最終更新日:(記事の情報は現在から1116日前のものです)
日本でも盛り上がりつつあるHRテック市場。しかし、この領域の第一人者である慶應義塾大学大学院経営管理研究科 特任教授の岩本隆氏は、「日本での取り組みは十分ではない」と語ります。日本企業におけるHRテックの現状と課題、さらなる活用に向けてアドバイスをお聞きしました。

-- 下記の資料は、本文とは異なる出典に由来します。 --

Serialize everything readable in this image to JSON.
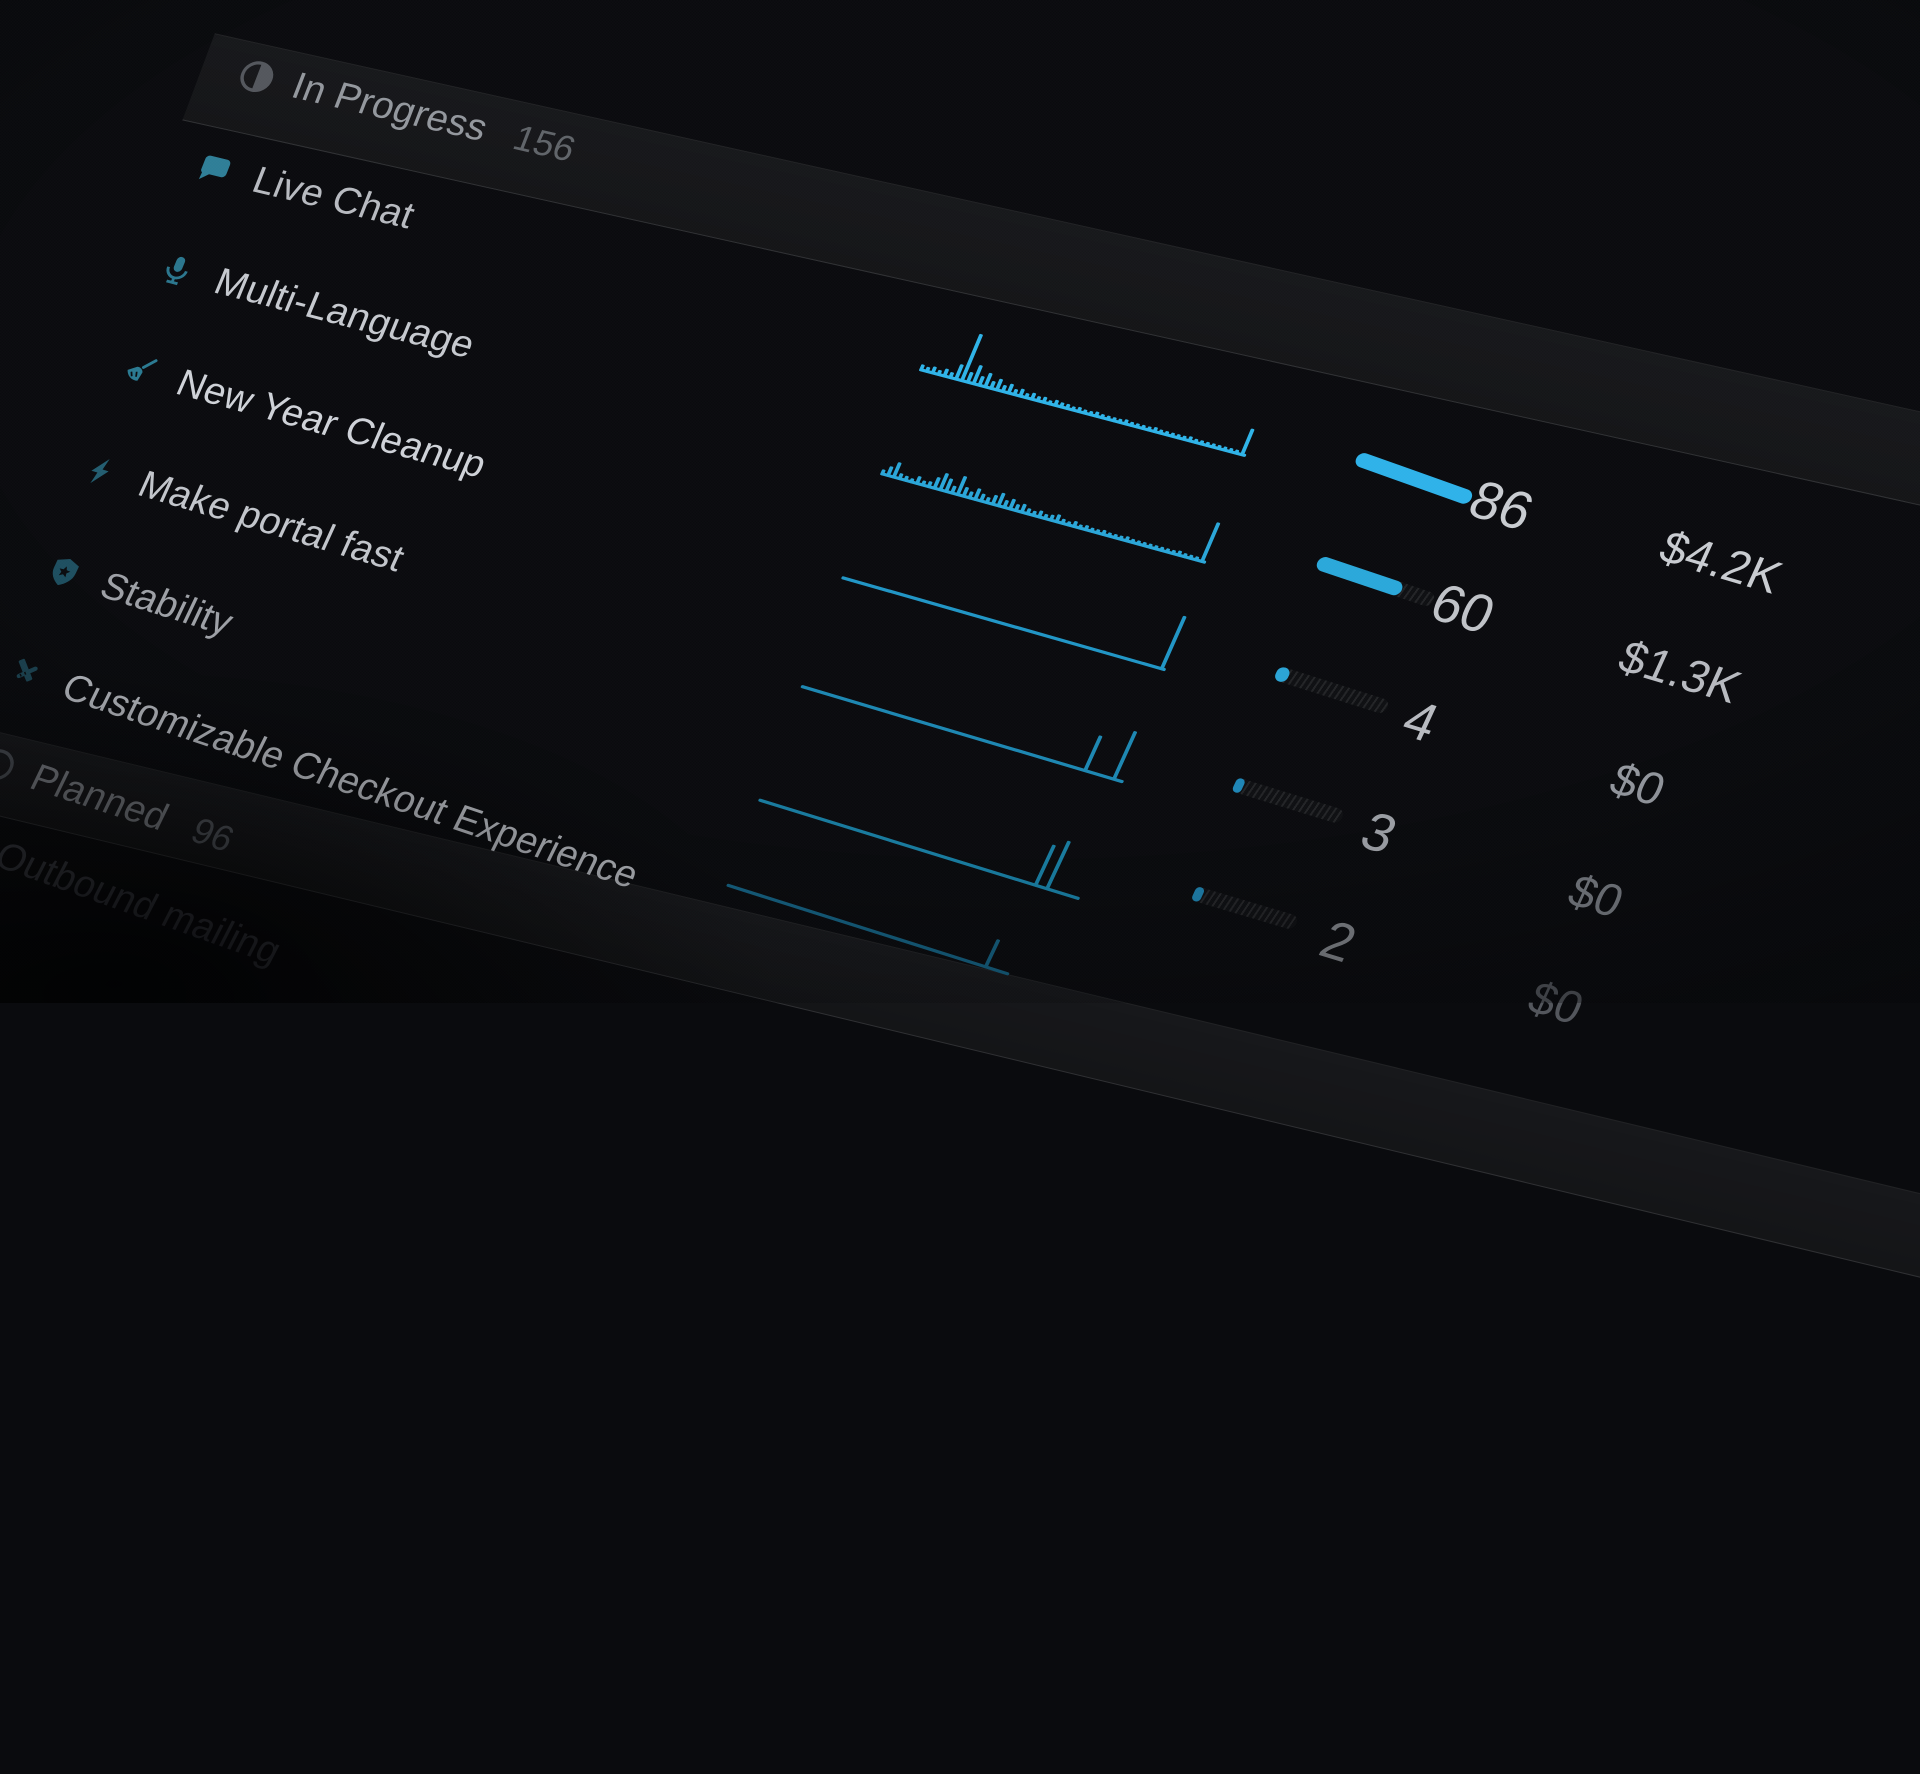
{
  "colors": {
    "background": "#0a0b0e",
    "accent_blue": "#2fb3e8",
    "band_background": "rgba(255,255,255,0.05)",
    "band_border": "rgba(255,255,255,0.10)"
  },
  "sections": [
    {
      "label": "In Progress",
      "count": "156",
      "icon": "progress-circle-icon",
      "label_color": "#93979d",
      "count_color": "#606469",
      "icon_color": "#54575d"
    },
    {
      "label": "Planned",
      "count": "96",
      "icon": "circle-outline-icon",
      "label_color": "#7e8288",
      "count_color": "#54585e",
      "icon_color": "#4a4e54"
    }
  ],
  "rows": [
    {
      "label": "Live Chat",
      "icon": "chat-bubble-icon",
      "icon_color": "#2f7e97",
      "label_color": "#b7bac0",
      "spark": {
        "color": "#2fb3e8",
        "line_width": 340,
        "bars": [
          4,
          3,
          5,
          3,
          6,
          4,
          14,
          48,
          9,
          18,
          8,
          13,
          6,
          10,
          5,
          8,
          4,
          6,
          3,
          5,
          3,
          4,
          2,
          4,
          3,
          3,
          2,
          3,
          2,
          2,
          3,
          2,
          2,
          2,
          2,
          3,
          2,
          2,
          2,
          2,
          3,
          2,
          2,
          2,
          2,
          2,
          3,
          2,
          2,
          2,
          2,
          2,
          2,
          2,
          2,
          26
        ]
      },
      "score": {
        "value": "86",
        "value_color": "#c9ccd1",
        "bar_color": "#2eb2e9",
        "fill": 124,
        "track": 0
      },
      "revenue": {
        "text": "$4.2K",
        "color": "#c9ccd1"
      }
    },
    {
      "label": "Multi-Language",
      "icon": "microphone-icon",
      "icon_color": "#2b768e",
      "label_color": "#c6c9cf",
      "spark": {
        "color": "#2aa6d8",
        "line_width": 340,
        "bars": [
          3,
          8,
          14,
          4,
          3,
          2,
          6,
          3,
          4,
          10,
          16,
          12,
          6,
          18,
          8,
          5,
          10,
          6,
          4,
          8,
          12,
          6,
          9,
          5,
          7,
          4,
          3,
          5,
          3,
          4,
          6,
          3,
          2,
          4,
          2,
          3,
          2,
          2,
          3,
          2,
          2,
          2,
          3,
          2,
          2,
          2,
          2,
          2,
          2,
          2,
          2,
          3,
          2,
          2,
          2,
          40
        ]
      },
      "score": {
        "value": "60",
        "value_color": "#c0c3c8",
        "bar_color": "#2aa8da",
        "fill": 90,
        "track": 124
      },
      "revenue": {
        "text": "$1.3K",
        "color": "#b7bac0"
      }
    },
    {
      "label": "New Year Cleanup",
      "icon": "broom-icon",
      "icon_color": "#2a7a92",
      "label_color": "#cfd2d8",
      "spark": {
        "color": "#2196c6",
        "line_width": 340,
        "bars": [
          0,
          0,
          0,
          0,
          0,
          0,
          0,
          0,
          0,
          0,
          0,
          0,
          0,
          0,
          0,
          0,
          0,
          0,
          0,
          0,
          0,
          0,
          0,
          0,
          0,
          0,
          0,
          0,
          0,
          0,
          0,
          0,
          0,
          0,
          0,
          0,
          0,
          0,
          0,
          0,
          0,
          0,
          0,
          0,
          0,
          0,
          0,
          0,
          0,
          0,
          0,
          0,
          0,
          0,
          0,
          55
        ]
      },
      "score": {
        "value": "4",
        "value_color": "#b7bac0",
        "bar_color": "#2aa4d6",
        "fill": 13,
        "track": 118
      },
      "revenue": {
        "text": "$0",
        "color": "#9599a0"
      }
    },
    {
      "label": "Make portal fast",
      "icon": "lightning-icon",
      "icon_color": "#235d70",
      "label_color": "#c2c5cb",
      "spark": {
        "color": "#1d87b2",
        "line_width": 340,
        "bars": [
          0,
          0,
          0,
          0,
          0,
          0,
          0,
          0,
          0,
          0,
          0,
          0,
          0,
          0,
          0,
          0,
          0,
          0,
          0,
          0,
          0,
          0,
          0,
          0,
          0,
          0,
          0,
          0,
          0,
          0,
          0,
          0,
          0,
          0,
          0,
          0,
          0,
          0,
          0,
          0,
          0,
          0,
          0,
          0,
          0,
          0,
          0,
          0,
          0,
          36,
          0,
          0,
          0,
          0,
          50,
          0
        ]
      },
      "score": {
        "value": "3",
        "value_color": "#9a9da3",
        "bar_color": "#1e86b6",
        "fill": 9,
        "track": 114
      },
      "revenue": {
        "text": "$0",
        "color": "#787c83"
      }
    },
    {
      "label": "Stability",
      "icon": "shield-icon",
      "icon_color": "#1e4f60",
      "label_color": "#9da0a6",
      "spark": {
        "color": "#187a9e",
        "line_width": 340,
        "bars": [
          0,
          0,
          0,
          0,
          0,
          0,
          0,
          0,
          0,
          0,
          0,
          0,
          0,
          0,
          0,
          0,
          0,
          0,
          0,
          0,
          0,
          0,
          0,
          0,
          0,
          0,
          0,
          0,
          0,
          0,
          0,
          0,
          0,
          0,
          0,
          0,
          0,
          0,
          0,
          0,
          0,
          0,
          0,
          0,
          0,
          0,
          0,
          0,
          42,
          0,
          50,
          0,
          0,
          0,
          0,
          0
        ]
      },
      "score": {
        "value": "2",
        "value_color": "#7b7e84",
        "bar_color": "#1d7ba6",
        "fill": 9,
        "track": 108
      },
      "revenue": {
        "text": "$0",
        "color": "#53565c"
      }
    },
    {
      "label": "Customizable Checkout Experience",
      "icon": "design-tools-icon",
      "icon_color": "#1c4452",
      "label_color": "#b4b7bd",
      "spark": {
        "color": "#145d7c",
        "line_width": 300,
        "bars": [
          0,
          0,
          0,
          0,
          0,
          0,
          0,
          0,
          0,
          0,
          0,
          0,
          0,
          0,
          0,
          0,
          0,
          0,
          0,
          0,
          0,
          0,
          0,
          0,
          0,
          0,
          0,
          0,
          0,
          0,
          0,
          0,
          0,
          0,
          0,
          0,
          0,
          0,
          0,
          0,
          0,
          0,
          0,
          0,
          0,
          28,
          0,
          0,
          0,
          0,
          0,
          0,
          0,
          0,
          0,
          0
        ]
      },
      "score": null,
      "revenue": null
    }
  ],
  "overflow_row": {
    "label": "Outbound mailing",
    "label_color": "#3f424a"
  }
}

【慶應義塾大学大学院経営管理研究科 特任教授 岩本隆氏】
東京大学工学部金属工学科卒業。カリフォルニア大学ロサンゼルス校(UCLA)大学院工学・応用科学研究科材料学・材料工学専攻Ph.D.。日本モトローラ(株)、日本ルーセント・テクノロジー(株)、ノキア・ジャパン(株)、(株)ドリームインキュベータを経て、2012年6月より現職。

大企業ではまだまだお試しレベル

―前回記事「【導入事例50件を分析】人事管理システムの導入目的と決め手となった理由とは? 意外な盲点も」では、人事管理システムの代表的なサービスベンダー8社(HRBrain、カオナビ、タレントパレット、ヒトマワリ、WiMS/SaaS人事考課システム、HRMOSタレントマネジメント、MINAGINE人事評価システム)の導入事例50社から、企業が得たメリットをランキングにしました。この結果をどう受け止めますか。

第1位:人事業務の効率化(27社)
第2位:適材適所の人材配置(12社)
第3位:戦略的な人材育成(11社)
第4位:従業員の納得度・意識向上(8社)
第5位:組織力の強化(4社)
第6位:ミスの削減(3社)
第6位:ペーパーレス化(3社)
第8位:コスト削減(2社)

岩本:この結果だけを見ると「メリットを実感している企業が多い」とか「割と上手く使えている」という印象です。ただ、実態としては「導入したけれどあまり使っていない」という話も良く聞きます。

大企業では通常、人事管理システムはそれぞれの業務領域に合わせて縦割りでオンプレミスなシステムが入っています。しかも、グループ会社もあるので、場合によっては10数社のシステムが入っていたりします。それを入れ替えるのはかなり難しいといえます。上記のようなクラウドサービスは、トライアル的な意味も含めてアドオンで使っているという会社がほとんどです。

一方、欧米の企業では人事管理システム全般をすべてクラウドで一元化しようとします。日本企業では、経営トップでもなかなかそんな意思決定ができず、クラウドはお試しレベルになってしまうのかもしれません。本質的な課題は解決されてはいませんが、それでも人事はクラウドサービス、特にタレントマネジメントシステムはだいぶ使いこなせるようになってきたのではと感じました。

企業の人材配置はプロスポーツ化

―そもそも、HRテックのメリットはどこにあるとお考えですか。

岩本:データの活用ができることです。今までは活用というよりも、記録に重きが置かれていました。

2010年代に入り、人事のデータを活用することで、人材のパフォーマンスを最大化させていく動きが出てきました。プロスポーツと同様です。本人が有する経験やスキルに基づいて最適配置をしたり、戦略的な育成をしたりと、個々のタレントを活かすことが企業でも求められています。

日本の大企業は年功序列なので、個々のパフォーマンスやポテンシャルの最大化について、それほど考えなくてもこれまでは通用してきました。でも今は、画一的なモノ作りでなく、顧客の多様なニーズ・要望に応えたコトづくりを進めていかないと、企業も利益を創出できなくなってきています。それでタレントマネジメント、すなわち人材の個別化が重要性を高めているのです。それには、人材データを活用していく必要があります。

特に経営トップからすると、人材をいかに活用するかは深刻な課題です。どこにどんな人材がいるのかを把握し、抜擢しないといけません。本当は、経営トップこそがタレントマネジメントシステムを使いこなしていかないといけないのでしょう。